There's this question in Introduction to Statistical Learning that says:
Suppose that $n=2$,$p=2$,$x_{11}=x_{12}$,$x_{21}=x_{22}$. Furthermore, suppose that $y_1+y_2=0$ and $x_{11}+x_{12}=0$ and $x_{12}+x_{22}=0$, so that the estimate for the intercept in a least squares, ridge regressions, or lasso mode is zero,$\hat{\beta_0}=0$.
(d) Argue in this setting, the lasso coefficients $\hat{\beta_1}$ and $\hat{\beta_2}$ are not unique-in other words, there are many possible solutions to the optimization problem in (c). Describe these solutions.
Information:
Here (c) refers to the lasso optimization of the given data, which is:
$$(y_1-\hat{\beta_1}x_{11}-\hat{\beta_2}x_{12})^2+(y_2-\hat{\beta_1}x_{21}-\hat{\beta_2}x_{22})^2+\lambda(|\hat{\beta_1}|+|\hat{\beta_2}|)$$
Now, looking at the solution from this site:
The Problem:
Here, the author says:
Now solutions to the original Lasso optimization problem are contours of the function $(y_1-(\hat{\beta_1}+\hat\beta_2)x_{11})^2$ that touch the Lasso-diamond $\hat\beta_1+\hat\beta_2=s$.
Now, the problem with this line is the function $(y_1-(\hat\beta_1+\hat\beta_2)x_{11})^2$. It has 4 variables, namely $\hat\beta_1$,$\hat\beta_2$,$x_{11}$ and $y_1$. So should this be plotted in 4-dimensions?
No, because in the next line the author says that :
Finally, as $\hat\beta_1$ and $\hat\beta_2$ vary along the line $\hat\beta_1+\hat\beta_2=\frac{y_1}{x_{11}}$, these contours touch the Lasso-diamond edge $\hat\beta_1+\hat\beta_2=s$ at different points.

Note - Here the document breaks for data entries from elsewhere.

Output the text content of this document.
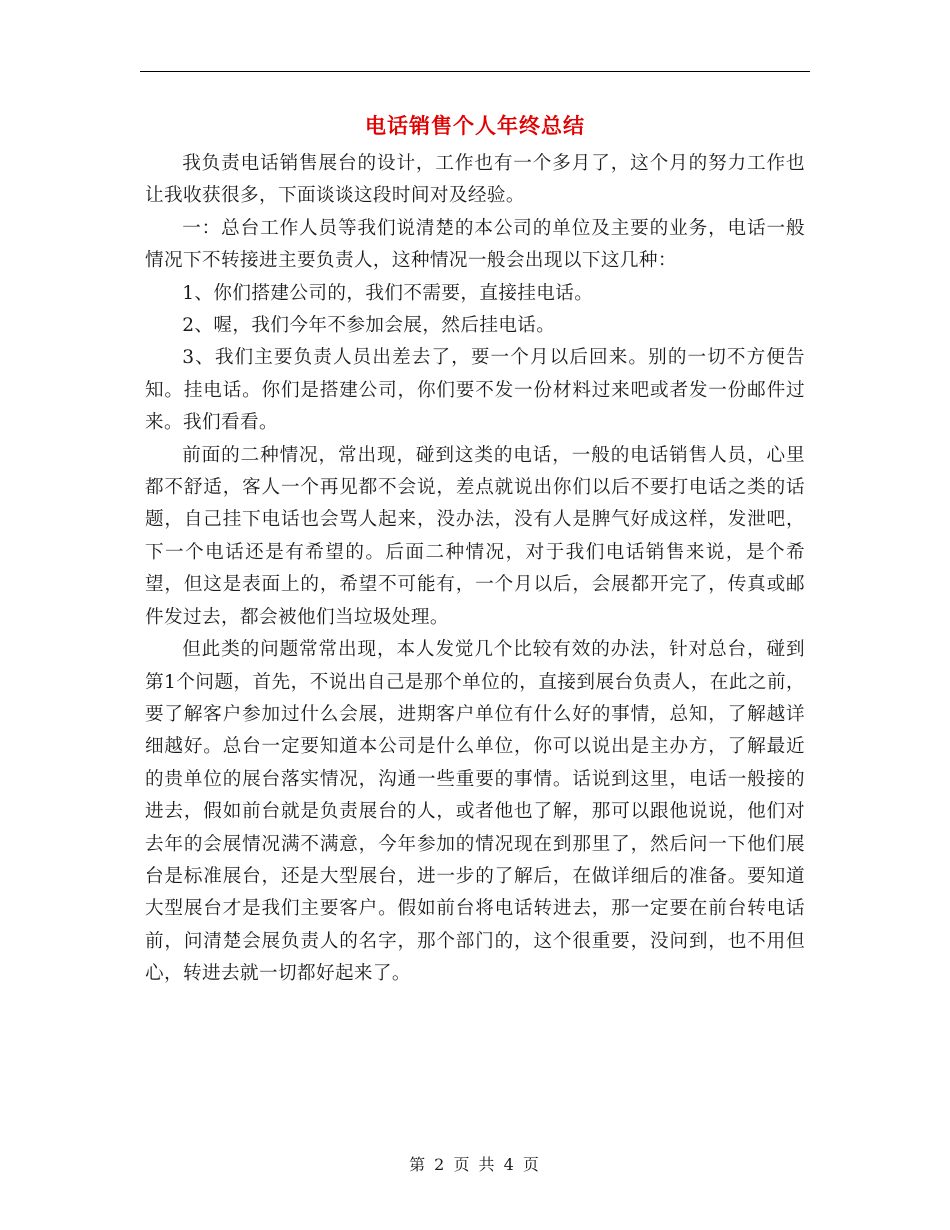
电话销售个人年终总结

我负责电话销售展台的设计，工作也有一个多月了，这个月的努力工作也让我收获很多，下面谈谈这段时间对及经验。

一：总台工作人员等我们说清楚的本公司的单位及主要的业务，电话一般情况下不转接进主要负责人，这种情况一般会出现以下这几种：

1、你们搭建公司的，我们不需要，直接挂电话。

2、喔，我们今年不参加会展，然后挂电话。

3、我们主要负责人员出差去了，要一个月以后回来。别的一切不方便告知。挂电话。你们是搭建公司，你们要不发一份材料过来吧或者发一份邮件过来。我们看看。

前面的二种情况，常出现，碰到这类的电话，一般的电话销售人员，心里都不舒适，客人一个再见都不会说，差点就说出你们以后不要打电话之类的话题，自己挂下电话也会骂人起来，没办法，没有人是脾气好成这样，发泄吧，下一个电话还是有希望的。后面二种情况，对于我们电话销售来说，是个希望，但这是表面上的，希望不可能有，一个月以后，会展都开完了，传真或邮件发过去，都会被他们当垃圾处理。

但此类的问题常常出现，本人发觉几个比较有效的办法，针对总台，碰到第1个问题，首先，不说出自己是那个单位的，直接到展台负责人，在此之前，要了解客户参加过什么会展，进期客户单位有什么好的事情，总知，了解越详细越好。总台一定要知道本公司是什么单位，你可以说出是主办方，了解最近的贵单位的展台落实情况，沟通一些重要的事情。话说到这里，电话一般接的进去，假如前台就是负责展台的人，或者他也了解，那可以跟他说说，他们对去年的会展情况满不满意，今年参加的情况现在到那里了，然后问一下他们展台是标准展台，还是大型展台，进一步的了解后，在做详细后的准备。要知道大型展台才是我们主要客户。假如前台将电话转进去，那一定要在前台转电话前，问清楚会展负责人的名字，那个部门的，这个很重要，没问到，也不用但心，转进去就一切都好起来了。

第 2 页 共 4 页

In which the author explicitly says $\hat\beta_1+\hat\beta_2=\frac{y_1}{x_{11}}$ a line, which means there are only two dimensions. And that may also mean that the function $(y_1-(\hat\beta_1+\hat\beta_2)x_{11})^2$ might be 3-dimensional, and it's contours are represented in 2-dimensions.
But how do $x_{11}$ and $y_1$ vary in this setting, given that two dimensions are taken by $\hat\beta_1$ and $\hat\beta_2$, (as they are used to make that Lasso-diamond)?
So, basically the representation of the function $(y_1-(\hat\beta_1+\hat\beta_2)x_{11})^2$ is not clear to me.